© sxc.huJosé Bové devrait pouvoir mettre un terme à sa grève de la faim. Devant la commission des Affaires économiques du Sénat, Jean-Louis Borloo a annoncé le retrait du projet de loi sur les OGM. Le texte controversé devait venir en discussion au Sénat le 15 janvier.
Le rapporteur du texte, Jean Bizet (UMP), s'est déclaré "surpris et déçu" : selon lui, le projet est retiré "en attendant l'avis du Comité de préfiguration de la Haute autorité sur les OGM", qui doit se prononcer mercredi ou jeudi sur le Mon810, seul OGM cultivé en France. Cet avis, a-t-il estimé, devrait déboucher sur une décision du gouvernement de faire jouer la "clause de sauvegarde", c'est-à-dire la mise en place d'un moratoire, ce qui retirera toute urgence au projet de loi. Jean Bizet a expliqué le retrait par des "pressions" exercées par José Bové, en grève de la faim contre les OGM. "La démagogie l'emporte sur la démocratie", a-t-il regretté.
Décision... ou pas
Michel Barnier, qui a rendu visite au syndicaliste agricole, a été moins définitif : "La France décidera ou non dans les jours suivant l'avis de la Haute autorité [des OGM, NDLR] de solliciter l'activation de la clause de sauvegarde". Et d'ajouter : "La Commission européenne devra dire si cette clause de sauvegarde est valide ou pas".

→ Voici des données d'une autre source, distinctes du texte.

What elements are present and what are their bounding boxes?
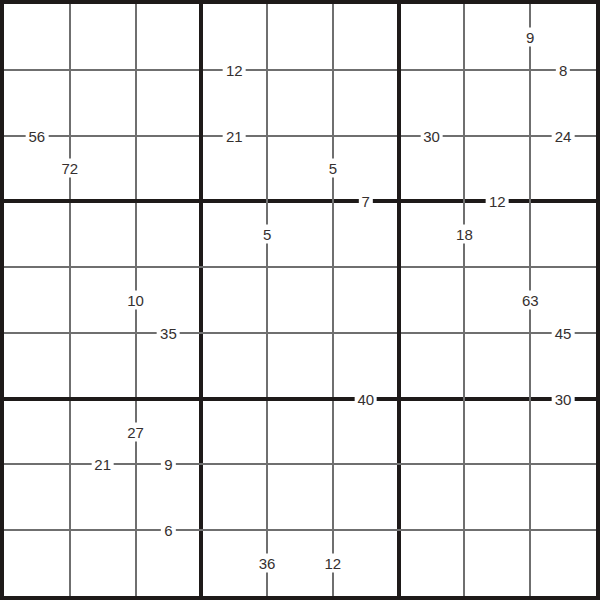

De son côté, José Bové a assuré qu'il cesserait sa grève de la faim si le gouvernement français utilisait à Bruxelles la clause de sauvegarde, procédure à laquelle s'étaient engagés de recourir les pouvoirs publics lors du Grenelle de l'environnement. "Je reste prudent mais tout ceci va dans le bon sens", a-t-il déclaré, se disant "encouragé par cette annonce de Jean-Louis Borloo qui fait suite aux propos de Nicolas Sarkozy". "L'examen de ce projet de loi, le premier du Grenelle de l'environnement, prévu en urgence et sans navette était en contradiction avec l'esprit du Grenelle."
Mardi, Nicolas Sarkozy s'est en effet engagé à suspendre la culture des OGM en cas de "doute sérieux" sur ces cultures. Lors de la présentation de ses vœux à la presse, mardi matin, il a indiqué : "Le Grenelle sera respecté scrupuleusement : il en va de la crédibilité de l'Etat et de la politique". Une annonce qui à l'inverse de José Bové a été conamnée par la FNSEA, qui y voit "une reculade du gouvernement". Selon Jean-Michel Lemétayer, président du syndicat agricole, "le gouvernement manque de courage politique et cède au chantage des ONG, de certains écologistes et des grévistes de la faim".